Sulla base di queste voci si innesta anche il numero di arresti che ha visto colpire il cartello rivale, e le gang ad esso fedeli, in maniera nettamente superiore rispetto a quello di Sinaloa. I 7500 soldati inviati da Calderon in comune accordo con le forze di supporto Usa hanno militarizzato Ciudad Juarez senza rendere meno cruenta la guerra e i dati sugli arresti fanno supporre l’esistenza, smentita dal governo federale, di un accanimento mirato a non intaccare più di tanto il potere di un cartello, quello guidato da Guzman, storico ed estremamente potente. Parallelamente per uno scontro che, secondo alcuni, sembra essersi risolto in favore di uno dei contendenti, da qualche settimana è iniziato un conflitto di grandi proporzioni, tra due ex alleati. 

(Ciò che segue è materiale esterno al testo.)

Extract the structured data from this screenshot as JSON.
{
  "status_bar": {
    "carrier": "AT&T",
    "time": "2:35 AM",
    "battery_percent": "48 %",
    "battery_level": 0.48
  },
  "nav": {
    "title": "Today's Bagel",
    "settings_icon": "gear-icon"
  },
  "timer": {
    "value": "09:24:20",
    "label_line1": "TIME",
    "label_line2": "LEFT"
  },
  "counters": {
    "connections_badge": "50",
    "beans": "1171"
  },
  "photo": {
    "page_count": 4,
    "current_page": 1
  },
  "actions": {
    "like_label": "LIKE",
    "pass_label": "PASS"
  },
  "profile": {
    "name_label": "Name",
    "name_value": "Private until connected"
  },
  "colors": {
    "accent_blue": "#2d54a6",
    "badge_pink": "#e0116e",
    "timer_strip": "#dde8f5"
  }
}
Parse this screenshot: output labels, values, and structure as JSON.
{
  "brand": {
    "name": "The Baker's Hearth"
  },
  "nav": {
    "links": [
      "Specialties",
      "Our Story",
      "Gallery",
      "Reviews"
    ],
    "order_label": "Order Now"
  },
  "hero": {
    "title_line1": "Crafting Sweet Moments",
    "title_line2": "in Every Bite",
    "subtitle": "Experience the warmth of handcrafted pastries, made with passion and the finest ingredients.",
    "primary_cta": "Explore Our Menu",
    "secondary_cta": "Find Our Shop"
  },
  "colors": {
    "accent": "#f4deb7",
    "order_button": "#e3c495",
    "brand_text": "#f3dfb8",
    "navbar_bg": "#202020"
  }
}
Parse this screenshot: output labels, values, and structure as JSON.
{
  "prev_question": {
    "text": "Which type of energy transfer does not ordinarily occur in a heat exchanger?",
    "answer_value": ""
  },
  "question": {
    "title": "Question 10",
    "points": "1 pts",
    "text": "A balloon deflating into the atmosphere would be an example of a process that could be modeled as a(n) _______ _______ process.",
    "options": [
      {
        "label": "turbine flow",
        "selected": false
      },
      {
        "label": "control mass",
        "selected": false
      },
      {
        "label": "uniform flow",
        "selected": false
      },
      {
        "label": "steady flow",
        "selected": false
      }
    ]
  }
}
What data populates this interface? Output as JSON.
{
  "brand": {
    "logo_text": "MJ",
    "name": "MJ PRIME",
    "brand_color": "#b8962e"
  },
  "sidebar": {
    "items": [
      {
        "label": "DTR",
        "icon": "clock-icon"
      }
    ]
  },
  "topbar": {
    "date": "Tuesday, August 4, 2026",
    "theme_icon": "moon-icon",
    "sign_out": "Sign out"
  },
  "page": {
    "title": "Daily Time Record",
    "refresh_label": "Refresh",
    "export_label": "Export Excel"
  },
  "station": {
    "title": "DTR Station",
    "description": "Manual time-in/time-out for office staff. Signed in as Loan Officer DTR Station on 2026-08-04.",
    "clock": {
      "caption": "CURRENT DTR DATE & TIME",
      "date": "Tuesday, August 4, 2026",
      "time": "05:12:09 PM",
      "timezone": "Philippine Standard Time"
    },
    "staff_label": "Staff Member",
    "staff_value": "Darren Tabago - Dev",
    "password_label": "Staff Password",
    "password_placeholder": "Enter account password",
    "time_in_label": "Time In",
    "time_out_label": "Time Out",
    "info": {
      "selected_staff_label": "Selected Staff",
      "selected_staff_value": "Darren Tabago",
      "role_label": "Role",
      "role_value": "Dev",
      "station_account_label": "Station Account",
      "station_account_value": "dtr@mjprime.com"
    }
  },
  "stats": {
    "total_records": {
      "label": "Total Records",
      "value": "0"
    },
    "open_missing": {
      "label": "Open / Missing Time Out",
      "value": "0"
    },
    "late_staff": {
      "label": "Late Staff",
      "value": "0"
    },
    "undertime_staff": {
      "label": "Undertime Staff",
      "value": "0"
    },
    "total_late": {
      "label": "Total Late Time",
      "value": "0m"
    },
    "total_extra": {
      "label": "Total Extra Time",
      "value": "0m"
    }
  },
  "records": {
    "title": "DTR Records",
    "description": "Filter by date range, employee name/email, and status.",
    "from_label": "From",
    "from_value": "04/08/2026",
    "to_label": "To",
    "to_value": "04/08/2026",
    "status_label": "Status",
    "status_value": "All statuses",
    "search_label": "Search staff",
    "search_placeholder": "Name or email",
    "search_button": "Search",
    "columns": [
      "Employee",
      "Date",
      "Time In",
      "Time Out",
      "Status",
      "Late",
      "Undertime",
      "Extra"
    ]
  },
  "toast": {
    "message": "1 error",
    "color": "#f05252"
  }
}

Un nuovo capitolo di violenza si è aperto tra il cartello dello Gulfo e la sua ex propaggine armata, i Los Zetas. Veri e propri mercenari, fuoriusciti dai corpi speciali messicani, i Zetas hanno ora preso coscienza della loro potenza militare e si sono sganciati dal cartello al cui sono stati per diversi anni. Stabilendosi, in sostanza, come cartello a se stante e scatenando una vera e propria guerra contro i precedenti datori di lavoro. Una guerra combattuta anche sui muri con l’esposizione di numerosi manifesti che annunciavano una alleanza di sangue tra ex cartelli rivali, Gulfo e altri cartelli minori insieme a La Familia e il cartello di Sinaloa. Per contrastare i Zetas, ormai autonomi e rinforzati lungo il confine, al centro di tutto infatti sarebbe la città di Nuevo Laredo, da 1200 ex mercenari rincasati dalle parti più disparate del Messico. Ridisegnando ancora una volta i confini di potere e le nuove alleanze, che dopo la caduta di alcuni leader hanno visto per l’ennesima volta rimescolarsi i cartelli, con l’unico obiettivo di non cedere il passo a chi cerca di usurpare il loro maggior interesse: il controllo del mercato della droga.